Now consider a case where food is always safe and always available, forcing the algorithm to manage hunger resets.

i batteries hunger action chosen next state dp value
2 1 1 food (1,0) 1
1 1 0 food (1,0) 1

This trace shows that the optimal strategy prioritizes resetting hunger just before reaching the limit.

Complexity Analysis

Measure Complexity Explanation
Time $O(N \cdot K \cdot H)$ Each state evaluates 3 actions with constant transitions
Space $O(N \cdot K \cdot H)$ DP table over time, batteries, and hunger

With $N \le 500$ and $K, H \le 12$, the state space is at most about $500 \cdot 12 \cdot 12 = 72000$, which is easily within limits even with constant-factor overhead.

Test Cases

import sys, io

def run(inp: str) -> str:
    sys.stdin = io.StringIO(inp)
    return sys.stdin.read()  # placeholder

# provided samples (placeholders)
# assert run(...) == ...

# custom cases
assert True  # minimal sanity placeholder
Test input Expected output What it validates
minimal $N=1$ safe case 1.0 base DP initialization
max hunger pressure small value enforcement of H constraint
always poisonous food 0.0 absorption of death probability
battery overflow case clamping correctness of K limit

Edge Cases

A critical edge case is when $H=1$, meaning any failure to consume food every hour leads to immediate death. In this situation, the DP must force food selection whenever possible, since all other actions cause instant invalidity at the next step. The transition for such states collapses effectively to a single viable action path.

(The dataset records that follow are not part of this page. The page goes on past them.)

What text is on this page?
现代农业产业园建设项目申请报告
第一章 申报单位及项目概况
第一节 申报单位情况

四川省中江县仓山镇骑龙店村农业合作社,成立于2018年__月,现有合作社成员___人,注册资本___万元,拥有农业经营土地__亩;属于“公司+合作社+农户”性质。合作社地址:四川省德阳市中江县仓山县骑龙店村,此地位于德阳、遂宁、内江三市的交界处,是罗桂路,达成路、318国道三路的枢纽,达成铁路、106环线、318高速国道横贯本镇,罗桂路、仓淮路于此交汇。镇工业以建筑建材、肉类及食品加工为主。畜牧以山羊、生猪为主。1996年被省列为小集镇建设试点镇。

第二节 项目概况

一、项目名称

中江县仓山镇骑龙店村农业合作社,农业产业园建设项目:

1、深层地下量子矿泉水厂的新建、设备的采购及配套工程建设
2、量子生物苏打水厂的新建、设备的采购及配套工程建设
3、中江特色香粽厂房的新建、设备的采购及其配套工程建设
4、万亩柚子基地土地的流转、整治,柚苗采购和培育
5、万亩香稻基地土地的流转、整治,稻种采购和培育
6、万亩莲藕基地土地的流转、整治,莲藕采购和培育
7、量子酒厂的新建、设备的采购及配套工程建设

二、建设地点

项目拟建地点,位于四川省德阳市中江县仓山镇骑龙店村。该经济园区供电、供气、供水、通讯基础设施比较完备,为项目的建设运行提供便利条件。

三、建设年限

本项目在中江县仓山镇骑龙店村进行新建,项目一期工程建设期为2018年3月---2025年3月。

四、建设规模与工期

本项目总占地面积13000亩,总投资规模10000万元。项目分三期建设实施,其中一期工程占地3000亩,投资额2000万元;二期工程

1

Another edge case is when battery capacity is already full. In battery-search actions, extra battery gains must be ignored rather than incorrectly increasing state space. The transition uses a clamp to ensure correctness.

A final subtle case is when food probability is zero. In that scenario, any strategy relying on food becomes impossible, and the DP correctly assigns zero survival probability to states that cannot satisfy the hunger constraint over time.